EaselJS is primarily used for creating and rendering graphics, text, and animations via the HTML5 canvas element (which we saw earlier in our index.html). For more information on EaselJS, check out the official documentation at: http://www.createjs.com/docs/easeljs/modules/EaselJS.html
TweenJS is designed for tweening animation. I’m sure you may be confused by the word tweening (as I certainly was). Tweening is defined as generating the values between two points. For example, the points between (1, 2) and (4, 5) is (2,3) and (3, 4), if following a straight line (but keep in mind that not all lines/trajectories are necessarily straight). TweenJS has great synergy with EaselJS, since it can add neat features to your animations. For more information on TweenJS, check out the official documentation at: http://www.createjs.com/docs/tweenjs/modules/TweenJS.html
SoundJS is an API for working with sound. It’s used to create sounds, play/pause/stop sounds, change the volume of sounds, load sounds, and even install plugins. For more information on SoundJS, check out the official documentation at: http://www.createjs.com/docs/soundjs/modules/SoundJS.html
PreloadJS is used for preloading our assets.

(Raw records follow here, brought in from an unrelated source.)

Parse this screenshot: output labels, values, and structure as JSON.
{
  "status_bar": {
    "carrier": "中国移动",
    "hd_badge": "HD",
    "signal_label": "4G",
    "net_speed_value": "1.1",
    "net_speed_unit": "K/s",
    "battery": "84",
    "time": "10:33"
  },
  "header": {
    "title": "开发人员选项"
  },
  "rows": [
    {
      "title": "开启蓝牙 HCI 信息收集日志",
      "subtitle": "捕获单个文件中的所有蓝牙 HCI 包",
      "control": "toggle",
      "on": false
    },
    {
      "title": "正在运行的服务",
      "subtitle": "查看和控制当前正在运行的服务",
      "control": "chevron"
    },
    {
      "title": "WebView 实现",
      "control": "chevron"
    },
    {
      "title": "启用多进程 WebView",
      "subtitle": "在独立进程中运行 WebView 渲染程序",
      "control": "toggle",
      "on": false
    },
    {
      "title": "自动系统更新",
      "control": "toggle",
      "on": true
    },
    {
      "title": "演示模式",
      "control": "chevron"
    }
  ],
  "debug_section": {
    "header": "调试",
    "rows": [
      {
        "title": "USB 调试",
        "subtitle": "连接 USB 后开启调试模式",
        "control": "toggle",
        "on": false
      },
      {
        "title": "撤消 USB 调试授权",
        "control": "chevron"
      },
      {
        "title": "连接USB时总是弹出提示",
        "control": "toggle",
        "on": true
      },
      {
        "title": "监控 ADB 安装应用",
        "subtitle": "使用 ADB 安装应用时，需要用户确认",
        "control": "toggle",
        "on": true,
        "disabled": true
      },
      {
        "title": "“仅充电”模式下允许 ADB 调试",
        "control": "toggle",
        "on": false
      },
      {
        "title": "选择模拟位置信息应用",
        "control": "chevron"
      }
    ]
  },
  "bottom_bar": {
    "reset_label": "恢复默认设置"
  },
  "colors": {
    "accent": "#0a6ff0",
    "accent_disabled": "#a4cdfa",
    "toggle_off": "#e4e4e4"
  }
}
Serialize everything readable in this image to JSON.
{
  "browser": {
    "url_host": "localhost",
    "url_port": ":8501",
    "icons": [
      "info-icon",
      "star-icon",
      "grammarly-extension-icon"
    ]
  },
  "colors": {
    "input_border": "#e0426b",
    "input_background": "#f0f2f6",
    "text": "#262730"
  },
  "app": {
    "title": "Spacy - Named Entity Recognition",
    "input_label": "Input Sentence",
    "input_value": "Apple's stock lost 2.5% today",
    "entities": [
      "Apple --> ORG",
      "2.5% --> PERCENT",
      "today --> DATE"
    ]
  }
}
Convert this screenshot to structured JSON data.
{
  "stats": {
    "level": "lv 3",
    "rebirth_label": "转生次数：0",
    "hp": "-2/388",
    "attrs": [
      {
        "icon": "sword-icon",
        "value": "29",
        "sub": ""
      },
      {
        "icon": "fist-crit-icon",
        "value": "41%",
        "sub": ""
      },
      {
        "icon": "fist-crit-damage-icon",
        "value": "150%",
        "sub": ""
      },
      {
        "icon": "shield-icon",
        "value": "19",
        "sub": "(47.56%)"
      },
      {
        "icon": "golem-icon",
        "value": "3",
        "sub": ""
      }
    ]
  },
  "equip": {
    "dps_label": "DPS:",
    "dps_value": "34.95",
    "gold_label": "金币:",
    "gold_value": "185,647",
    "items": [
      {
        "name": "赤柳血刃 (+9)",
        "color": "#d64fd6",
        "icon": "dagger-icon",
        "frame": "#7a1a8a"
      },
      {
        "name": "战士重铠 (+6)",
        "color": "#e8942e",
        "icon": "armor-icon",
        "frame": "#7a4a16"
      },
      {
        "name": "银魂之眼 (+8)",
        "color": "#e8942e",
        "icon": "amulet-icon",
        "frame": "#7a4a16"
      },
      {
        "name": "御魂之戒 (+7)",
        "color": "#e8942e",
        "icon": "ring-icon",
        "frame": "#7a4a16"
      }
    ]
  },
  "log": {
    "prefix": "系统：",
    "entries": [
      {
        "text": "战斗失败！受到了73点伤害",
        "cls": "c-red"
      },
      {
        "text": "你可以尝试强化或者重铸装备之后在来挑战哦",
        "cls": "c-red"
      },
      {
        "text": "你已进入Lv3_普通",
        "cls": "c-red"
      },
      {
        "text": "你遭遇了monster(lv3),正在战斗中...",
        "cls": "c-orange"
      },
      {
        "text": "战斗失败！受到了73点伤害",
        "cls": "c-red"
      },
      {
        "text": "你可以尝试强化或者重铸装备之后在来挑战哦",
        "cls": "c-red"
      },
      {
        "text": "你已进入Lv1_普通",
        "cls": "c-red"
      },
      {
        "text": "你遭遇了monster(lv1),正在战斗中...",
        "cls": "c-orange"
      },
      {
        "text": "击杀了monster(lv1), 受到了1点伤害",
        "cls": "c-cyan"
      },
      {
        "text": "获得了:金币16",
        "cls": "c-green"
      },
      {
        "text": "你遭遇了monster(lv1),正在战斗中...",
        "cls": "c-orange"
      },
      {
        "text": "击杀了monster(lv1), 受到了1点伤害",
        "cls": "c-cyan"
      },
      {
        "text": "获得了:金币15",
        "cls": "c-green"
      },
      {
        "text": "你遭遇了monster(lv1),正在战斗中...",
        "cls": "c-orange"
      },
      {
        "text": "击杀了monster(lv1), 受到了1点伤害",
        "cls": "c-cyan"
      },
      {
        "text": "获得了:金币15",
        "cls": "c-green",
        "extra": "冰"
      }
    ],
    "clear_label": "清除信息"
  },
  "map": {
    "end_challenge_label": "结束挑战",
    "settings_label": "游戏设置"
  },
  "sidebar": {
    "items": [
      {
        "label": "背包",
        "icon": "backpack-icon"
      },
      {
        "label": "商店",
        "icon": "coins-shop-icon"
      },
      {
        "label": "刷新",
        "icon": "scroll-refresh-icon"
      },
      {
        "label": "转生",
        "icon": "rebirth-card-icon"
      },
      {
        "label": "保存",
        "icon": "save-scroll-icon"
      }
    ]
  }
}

Preloading refers to the initial loading that takes place before the rest of our application executes. For more information on PreloadJS, check out the official documentation at: http://www.createjs.com/docs/preloadjs/modules/PreloadJS.html

Since CreateJS is so huge, I decided not to provide examples of every library in an effort to keep this article from becoming too large and intimidating. However, CreateJS is an outstanding suite of Javscript libraries. I, therefore, felt that I would be doing this article an injustice if I didn’t at least make mention of it. There are numerous tutorials on the web which may help you get started with CreateJS. I also teach how to develop an application using CreateJS in the book that I wrote with Mark Lassoff: “App Development Guide: Wack-A Mole” (which is available on Amazon. com). I can absolutely guarantee that CreateJS will make your applications much more fun, interesting, and interactive. If you’re interested in using Javascript to create games, do yourself a favor, and check it out!